Masked modeling framework has shown promise in co-speech motion generation. However, it struggles to identify semantically significant frames for effective motion masking. In this work, we propose a speech-queried attention-based mask modeling framework for co-speech motion generation. Our key insight is to leverage motion-aligned speech features to guide the masked motion modeling process, selectively masking rhythm-related and semantically expressive motion frames. Specifically, we first propose a motion-audio alignment module (MAM) to construct a latent motion-audio joint space. In this space, both low-level and high-level speech features are projected, enabling motion-aligned speech representation using learnable speech queries.

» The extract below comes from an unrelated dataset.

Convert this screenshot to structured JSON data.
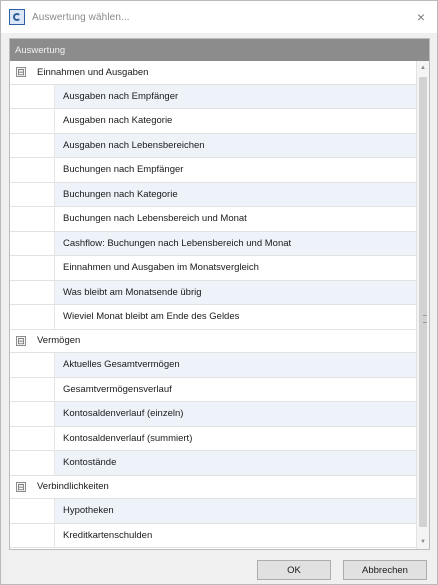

Then, a speech-queried attention mechanism (SQA) is introduced to compute frame-level attention scores through interactions between motion keys and speech queries, guiding selective masking toward motion frames with high attention scores. Finally, the motion-aligned speech features are also injected into the generation network to facilitate co-speech motion generation. Qualitative and quantitative evaluations confirm that our method outperforms existing state-of-the-art approaches, successfully producing high-quality co-speech motion.